Owing to repeated requests from important organizations of women, the urging of some senators and congressmen and Mr. Borglum’s own realization of the part women have played in the development of our country, plans had been under way for some years to include women in the great Shrine of Democracy. There was no room in the rock which contains the heads of the four presidents and the only other place seemed to be the west wall of the granite cliff, or in the hall of records. To quote again from Mr. Borglum, from a letter written in January 1940: “If we decide that the west side of the mountain is suitable, I am for it. We must work out a design that is fitting and in no sense harmful in the matter of lighting or location to subjects determined upon and I am entirely in favor of carving the faces of two or three women.

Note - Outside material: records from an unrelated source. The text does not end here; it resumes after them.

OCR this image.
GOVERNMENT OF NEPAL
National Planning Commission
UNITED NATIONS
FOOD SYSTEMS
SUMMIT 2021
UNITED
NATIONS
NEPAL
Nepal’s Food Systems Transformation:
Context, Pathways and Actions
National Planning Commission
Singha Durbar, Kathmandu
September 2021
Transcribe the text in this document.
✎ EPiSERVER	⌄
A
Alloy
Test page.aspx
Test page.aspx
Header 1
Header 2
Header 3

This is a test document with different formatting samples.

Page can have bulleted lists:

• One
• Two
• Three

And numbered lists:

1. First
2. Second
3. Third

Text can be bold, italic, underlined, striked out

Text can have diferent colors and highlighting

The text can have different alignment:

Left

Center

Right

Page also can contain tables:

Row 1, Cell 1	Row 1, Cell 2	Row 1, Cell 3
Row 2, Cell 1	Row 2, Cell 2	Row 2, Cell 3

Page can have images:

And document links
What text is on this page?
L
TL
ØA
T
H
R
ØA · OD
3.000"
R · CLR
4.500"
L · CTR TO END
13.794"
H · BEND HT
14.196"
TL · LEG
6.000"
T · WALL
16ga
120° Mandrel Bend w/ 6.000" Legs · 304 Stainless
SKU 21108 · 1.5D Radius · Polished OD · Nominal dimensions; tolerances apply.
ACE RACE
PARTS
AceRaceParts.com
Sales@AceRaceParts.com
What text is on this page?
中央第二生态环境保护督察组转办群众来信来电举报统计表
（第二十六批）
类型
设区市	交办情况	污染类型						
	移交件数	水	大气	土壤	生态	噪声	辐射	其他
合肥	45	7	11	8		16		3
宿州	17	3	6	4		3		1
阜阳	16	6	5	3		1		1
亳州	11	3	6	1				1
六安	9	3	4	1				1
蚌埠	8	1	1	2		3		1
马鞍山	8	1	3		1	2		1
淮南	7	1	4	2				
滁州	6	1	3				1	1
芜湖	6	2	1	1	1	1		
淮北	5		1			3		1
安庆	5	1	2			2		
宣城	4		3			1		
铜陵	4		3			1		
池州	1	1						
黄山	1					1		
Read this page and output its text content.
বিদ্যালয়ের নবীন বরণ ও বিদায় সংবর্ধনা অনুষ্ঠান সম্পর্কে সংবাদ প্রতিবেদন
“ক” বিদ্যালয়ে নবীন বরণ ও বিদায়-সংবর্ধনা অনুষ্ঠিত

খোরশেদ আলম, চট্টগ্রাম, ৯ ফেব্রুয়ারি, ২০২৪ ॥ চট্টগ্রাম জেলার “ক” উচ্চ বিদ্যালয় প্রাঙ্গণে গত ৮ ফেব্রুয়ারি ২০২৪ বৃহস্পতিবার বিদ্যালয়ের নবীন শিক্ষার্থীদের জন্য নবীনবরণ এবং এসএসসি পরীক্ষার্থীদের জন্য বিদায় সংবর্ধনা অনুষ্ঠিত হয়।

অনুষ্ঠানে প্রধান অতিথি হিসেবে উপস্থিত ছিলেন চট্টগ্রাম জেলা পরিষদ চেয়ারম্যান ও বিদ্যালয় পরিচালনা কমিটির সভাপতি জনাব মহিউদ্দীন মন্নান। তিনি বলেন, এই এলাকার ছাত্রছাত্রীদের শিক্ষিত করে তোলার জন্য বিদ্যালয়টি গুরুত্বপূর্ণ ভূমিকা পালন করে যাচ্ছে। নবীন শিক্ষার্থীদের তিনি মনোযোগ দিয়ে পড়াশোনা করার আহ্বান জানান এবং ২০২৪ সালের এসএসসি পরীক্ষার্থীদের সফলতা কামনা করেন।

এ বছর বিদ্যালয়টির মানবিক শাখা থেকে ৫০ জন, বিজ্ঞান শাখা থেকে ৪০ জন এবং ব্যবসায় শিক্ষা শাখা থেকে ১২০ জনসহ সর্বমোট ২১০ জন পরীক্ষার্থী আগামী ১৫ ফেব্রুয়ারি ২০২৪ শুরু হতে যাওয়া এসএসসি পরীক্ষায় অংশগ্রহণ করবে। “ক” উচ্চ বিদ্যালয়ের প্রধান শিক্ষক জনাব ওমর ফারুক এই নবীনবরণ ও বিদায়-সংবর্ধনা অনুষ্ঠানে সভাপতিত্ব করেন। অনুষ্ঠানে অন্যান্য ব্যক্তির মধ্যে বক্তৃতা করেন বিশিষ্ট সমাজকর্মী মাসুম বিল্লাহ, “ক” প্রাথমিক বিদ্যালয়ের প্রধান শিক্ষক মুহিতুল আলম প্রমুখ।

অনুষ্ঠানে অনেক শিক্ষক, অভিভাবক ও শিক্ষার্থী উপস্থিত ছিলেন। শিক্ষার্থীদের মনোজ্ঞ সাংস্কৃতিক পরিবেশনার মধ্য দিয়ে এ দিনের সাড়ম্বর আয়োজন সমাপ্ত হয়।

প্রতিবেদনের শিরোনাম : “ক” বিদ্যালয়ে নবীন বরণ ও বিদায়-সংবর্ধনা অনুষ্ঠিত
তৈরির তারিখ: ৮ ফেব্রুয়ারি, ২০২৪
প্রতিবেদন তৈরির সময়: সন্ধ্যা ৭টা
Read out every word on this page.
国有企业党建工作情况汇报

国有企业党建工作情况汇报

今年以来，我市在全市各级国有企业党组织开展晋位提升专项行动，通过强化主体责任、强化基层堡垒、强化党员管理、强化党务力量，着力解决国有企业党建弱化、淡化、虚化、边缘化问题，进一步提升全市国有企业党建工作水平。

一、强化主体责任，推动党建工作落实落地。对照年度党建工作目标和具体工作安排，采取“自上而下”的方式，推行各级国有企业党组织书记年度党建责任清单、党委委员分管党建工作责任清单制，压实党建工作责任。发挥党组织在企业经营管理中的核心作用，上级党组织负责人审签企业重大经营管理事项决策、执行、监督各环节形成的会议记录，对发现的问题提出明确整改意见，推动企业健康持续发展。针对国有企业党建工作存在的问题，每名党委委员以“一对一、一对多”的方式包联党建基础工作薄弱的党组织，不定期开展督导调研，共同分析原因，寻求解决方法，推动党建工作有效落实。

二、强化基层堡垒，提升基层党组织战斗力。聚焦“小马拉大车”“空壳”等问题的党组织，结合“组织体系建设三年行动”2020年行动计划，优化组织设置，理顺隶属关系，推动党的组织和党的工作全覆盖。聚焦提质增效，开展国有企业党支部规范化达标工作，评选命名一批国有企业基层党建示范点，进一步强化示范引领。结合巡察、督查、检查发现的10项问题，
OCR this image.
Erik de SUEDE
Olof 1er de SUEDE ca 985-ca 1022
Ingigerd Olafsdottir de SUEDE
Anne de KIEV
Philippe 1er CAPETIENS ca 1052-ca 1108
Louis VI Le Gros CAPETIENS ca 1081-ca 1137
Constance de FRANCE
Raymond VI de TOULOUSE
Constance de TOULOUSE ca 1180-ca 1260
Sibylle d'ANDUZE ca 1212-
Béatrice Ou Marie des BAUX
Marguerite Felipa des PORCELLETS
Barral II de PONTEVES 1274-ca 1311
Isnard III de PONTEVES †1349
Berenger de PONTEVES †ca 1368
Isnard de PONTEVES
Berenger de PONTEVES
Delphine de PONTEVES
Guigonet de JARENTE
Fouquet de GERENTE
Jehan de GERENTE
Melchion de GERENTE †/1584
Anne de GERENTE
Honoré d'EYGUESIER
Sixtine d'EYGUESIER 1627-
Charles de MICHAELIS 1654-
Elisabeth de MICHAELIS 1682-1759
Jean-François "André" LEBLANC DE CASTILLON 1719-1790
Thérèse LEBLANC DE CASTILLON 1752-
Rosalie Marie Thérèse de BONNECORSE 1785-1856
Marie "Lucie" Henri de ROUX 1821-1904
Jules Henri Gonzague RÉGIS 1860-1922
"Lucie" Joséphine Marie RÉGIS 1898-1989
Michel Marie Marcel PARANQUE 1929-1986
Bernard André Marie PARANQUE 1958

If that is determined upon, these figures will be near what has been known in the Rushmore Law as the Inscription and there will be a special paragraph given to the work and services of women. The original inscription referred to the framing of the Declaration of Independence; that was Jefferson’s work and the second was the Constitution. That was Washington’s greatest service. The third dealt with the purchase of the Louisiana Territory and the fourth, fifth, and sixth, the progress towards the south and southwest, involving Florida, Texas and California, which included Arizona, a portion of Nevada, Utah and a portion of Idaho. The seventh paragraph brought in the Oregon cession from England and the purchase of Alaska. There was one paragraph for Lincoln and one for the finishing of the Panama Canal, which was achieved by Theodore Roosevelt.
 
 
The corridor leading from the doorway into the Hall of Records, showing the marks of the stonecutters’ tools.
 
“So by these suggestions you will see that a splendid paragraph can be developed for the part women have played in the development of the nation.” In another part of the letter Mr. Borglum made a place for women in the Hall of records and even suggested that a special hall might be carved for them, as there is ample rock for many rooms.
 
Calvin Coolidge had been asked to collaborate on the inscription and wrote the first two paragraphs. Mr. Borglum stood strongly for “Justice” in the wording, whereas Mr. Coolidge insisted upon “Justice under the Law.” Newspaper accounts exaggerated the discussion, which unfortunately was terminated by Mr. Coolidge’s death.